In the field of Emergency Management, there is a continuous cycle of activity that consists of four phases: preparedness, response, recovery, and mitigation. When effectively followed, the Emergency Management cycle ensures that long and short term goals are set to reduce the potential damage and loss associated with emergency situations. In our daily lives, we don’t just accept having a fire department or ambulance within response distance as adequate protection. We have fire alarms, protective laws, regulations and protocols, weather forecasts, practice drills and demonstrations, earthquake early alert systems, hurricane and earthquake proofing. We don’t just respond to disasters - we actively work to prevent, prepare for, and mitigate them.
So why should we treat epidemics any different?
Simply put, in the globalized and highly interconnected world of today, the threat of epidemic anywhere is a threat of epidemic everywhere. With the increased ease and occurrence of international travel and export, diseases no longer stop at country or even continent borders. Thus, no nation can afford to ignore these threats. But response alone is not enough. It is an extremely important aspect of humanities fight against infectious disease, and no one can doubt the bravery and resolve of first responders like those who came to the aid of those affected by Ebola. However, it is a decidedly short term and reactive aspect and only one portion of the whole strategy set forth by the Global Health Security Agenda (GHSA) which seeks to prevent and detect, as well as respond to, disease.
In many of the big name cases of outbreak, such as Ebola or MERS, lackluster or slow initial response is often the focal point of attention. But underlying issues such as weak health systems, insufficient health workforces, bio-surveillance and reporting networks, and lack of public health laboratories as well as poor coordination and planning are often large, if not larger, factors.
The GHSA provides a framework and clear benchmarks with which to strengthen public health systems. These include “a national biosecurity system that ensures that especially dangerous pathogens are secured with biosafety and biosecurity best practices in place, a nationwide laboratory network with a specimen referral system reaching at least 80% of its population and with effective modern diagnostics in place to detect epidemic-prone diseases, a timely biosurveillance electronic reporting system meeting WHO, OIE, and FAO requirements, a dedicated workforce of medical and public health professionals including at least one trained field epidemiologist per 200 000 population, and a public health emergency operations center with the capacity to coordinate an effective emergency response within 120 min.” However, the world is still struggling to meet the requirements of the WHO’s even older International Health Regulations (IHR), the most recently revised version of which came into effect in 2007. As of March 2013, only 42 of 194 reporting states indicated to the WHO that they had achieved the core requirements of the International Health Regulations. 110 countries requested an extension and 42 countries did not report compliance or request an extension, suggesting that approximately 80% of the world’s countries have not met their obligations to implement the IHR.
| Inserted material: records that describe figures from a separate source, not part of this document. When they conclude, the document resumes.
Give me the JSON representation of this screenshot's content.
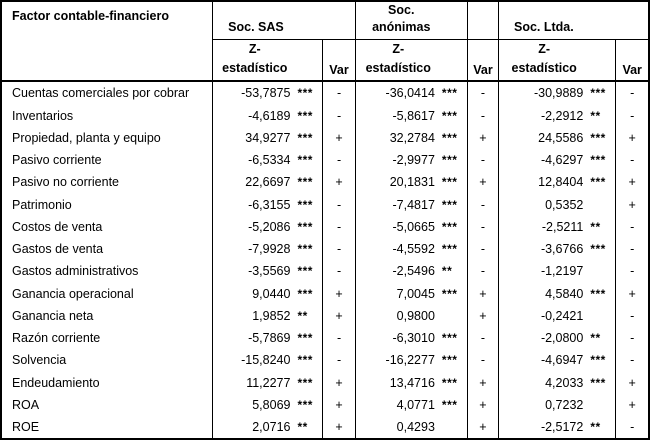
{
  "table": {
    "factor_header": "Factor contable-financiero",
    "z_label_line1": "Z-",
    "z_label_line2": "estadístico",
    "var_label": "Var",
    "groups": [
      {
        "name": "Soc. SAS"
      },
      {
        "name_line1": "Soc.",
        "name_line2": "anónimas"
      },
      {
        "name": "Soc. Ltda."
      }
    ],
    "rows": [
      {
        "factor": "Cuentas comerciales por cobrar",
        "cells": [
          {
            "z": "-53,7875",
            "sig": "***",
            "var": "-"
          },
          {
            "z": "-36,0414",
            "sig": "***",
            "var": "-"
          },
          {
            "z": "-30,9889",
            "sig": "***",
            "var": "-"
          }
        ]
      },
      {
        "factor": "Inventarios",
        "cells": [
          {
            "z": "-4,6189",
            "sig": "***",
            "var": "-"
          },
          {
            "z": "-5,8617",
            "sig": "***",
            "var": "-"
          },
          {
            "z": "-2,2912",
            "sig": "**",
            "var": "-"
          }
        ]
      },
      {
        "factor": "Propiedad, planta y equipo",
        "cells": [
          {
            "z": "34,9277",
            "sig": "***",
            "var": "+"
          },
          {
            "z": "32,2784",
            "sig": "***",
            "var": "+"
          },
          {
            "z": "24,5586",
            "sig": "***",
            "var": "+"
          }
        ]
      },
      {
        "factor": "Pasivo corriente",
        "cells": [
          {
            "z": "-6,5334",
            "sig": "***",
            "var": "-"
          },
          {
            "z": "-2,9977",
            "sig": "***",
            "var": "-"
          },
          {
            "z": "-4,6297",
            "sig": "***",
            "var": "-"
          }
        ]
      },
      {
        "factor": "Pasivo no corriente",
        "cells": [
          {
            "z": "22,6697",
            "sig": "***",
            "var": "+"
          },
          {
            "z": "20,1831",
            "sig": "***",
            "var": "+"
          },
          {
            "z": "12,8404",
            "sig": "***",
            "var": "+"
          }
        ]
      },
      {
        "factor": "Patrimonio",
        "cells": [
          {
            "z": "-6,3155",
            "sig": "***",
            "var": "-"
          },
          {
            "z": "-7,4817",
            "sig": "***",
            "var": "-"
          },
          {
            "z": "0,5352",
            "sig": "",
            "var": "+"
          }
        ]
      },
      {
        "factor": "Costos de venta",
        "cells": [
          {
            "z": "-5,2086",
            "sig": "***",
            "var": "-"
          },
          {
            "z": "-5,0665",
            "sig": "***",
            "var": "-"
          },
          {
            "z": "-2,5211",
            "sig": "**",
            "var": "-"
          }
        ]
      },
      {
        "factor": "Gastos de venta",
        "cells": [
          {
            "z": "-7,9928",
            "sig": "***",
            "var": "-"
          },
          {
            "z": "-4,5592",
            "sig": "***",
            "var": "-"
          },
          {
            "z": "-3,6766",
            "sig": "***",
            "var": "-"
          }
        ]
      },
      {
        "factor": "Gastos administrativos",
        "cells": [
          {
            "z": "-3,5569",
            "sig": "***",
            "var": "-"
          },
          {
            "z": "-2,5496",
            "sig": "**",
            "var": "-"
          },
          {
            "z": "-1,2197",
            "sig": "",
            "var": "-"
          }
        ]
      },
      {
        "factor": "Ganancia operacional",
        "cells": [
          {
            "z": "9,0440",
            "sig": "***",
            "var": "+"
          },
          {
            "z": "7,0045",
            "sig": "***",
            "var": "+"
          },
          {
            "z": "4,5840",
            "sig": "***",
            "var": "+"
          }
        ]
      },
      {
        "factor": "Ganancia neta",
        "cells": [
          {
            "z": "1,9852",
            "sig": "**",
            "var": "+"
          },
          {
            "z": "0,9800",
            "sig": "",
            "var": "+"
          },
          {
            "z": "-0,2421",
            "sig": "",
            "var": "-"
          }
        ]
      },
      {
        "factor": "Razón corriente",
        "cells": [
          {
            "z": "-5,7869",
            "sig": "***",
            "var": "-"
          },
          {
            "z": "-6,3010",
            "sig": "***",
            "var": "-"
          },
          {
            "z": "-2,0800",
            "sig": "**",
            "var": "-"
          }
        ]
      },
      {
        "factor": "Solvencia",
        "cells": [
          {
            "z": "-15,8240",
            "sig": "***",
            "var": "-"
          },
          {
            "z": "-16,2277",
            "sig": "***",
            "var": "-"
          },
          {
            "z": "-4,6947",
            "sig": "***",
            "var": "-"
          }
        ]
      },
      {
        "factor": "Endeudamiento",
        "cells": [
          {
            "z": "11,2277",
            "sig": "***",
            "var": "+"
          },
          {
            "z": "13,4716",
            "sig": "***",
            "var": "+"
          },
          {
            "z": "4,2033",
            "sig": "***",
            "var": "+"
          }
        ]
      },
      {
        "factor": "ROA",
        "cells": [
          {
            "z": "5,8069",
            "sig": "***",
            "var": "+"
          },
          {
            "z": "4,0771",
            "sig": "***",
            "var": "+"
          },
          {
            "z": "0,7232",
            "sig": "",
            "var": "+"
          }
        ]
      },
      {
        "factor": "ROE",
        "cells": [
          {
            "z": "2,0716",
            "sig": "**",
            "var": "+"
          },
          {
            "z": "0,4293",
            "sig": "",
            "var": "+"
          },
          {
            "z": "-2,5172",
            "sig": "**",
            "var": "-"
          }
        ]
      }
    ]
  }
}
This is why capacity building is so important to global health security. Effective prevention and detection measures mitigate the frequency and severity of outbreaks and are important to subsequent response measures. In the case of Ebola, one can clearly see just how important preexisting systems are. Between weak health and surveillance systems and lacking diagnostic capabilities, the three most affected countries were much less prepared to detect, and therefore respond, to the emergence of the virus. A lack of diagnostic laboratories necessitated that blood samples be sent to France, Germany, and Senegal for diagnosis, causing a delay in action. An already late response was then worsened by the lack of experience with Ebola and scarce health workforce. Thus, a large amount of international support was necessary to contain the epidemic that so far has led to over 27,000 cases and 11,000 deaths in Liberia, Guinea, and Sierra Leone.
In comparison, Nigeria only had a total of 19 cases and 7 deaths. The difference? Nigeria had a dedicated public health emergency operations center, a large cohort of epidemiologists, trained ministry of health staff, existing surveillance systems, and diagnostic laboratories, much of which existed due to earlier concentrated efforts to eradicate polio. The most effective responses stem from resilient systems that are already in place and can be scaled up in an emergency.
The GHSA is an opportunity to approach the truly international problem of global health security proactively and collaboratively through capacity building instead of simply waiting for the next crisis in a global game of viral whack-a-mole. CRDF global has engaged with countries all over the globe on a personal level through trainings, workshops, conferences, and fellowships as well as projects including national surveillance system enhancement, founding biosecurity associations, and assisting with public health laboratories, institutes, and emergency operation centers. Increasing local capacity leads to sustainable, long term solutions. The individuals that are empowered and the institutions that are created or improved allow for sustained operations and efficacy even after the donor or trainer leaves. These champions of public health then can continue to pass on knowledge, creating splash effects of impact that radiate from those that were originally aided. They also bring local knowledge and cultural competency that outside agents may not have as well as the proximity necessary to prevent, detect and respond to crisis with the required speed that no international player could provide.
Responding to epidemics may save lives, but teaching others how to prevent, detect, and respond to them will save many, many more.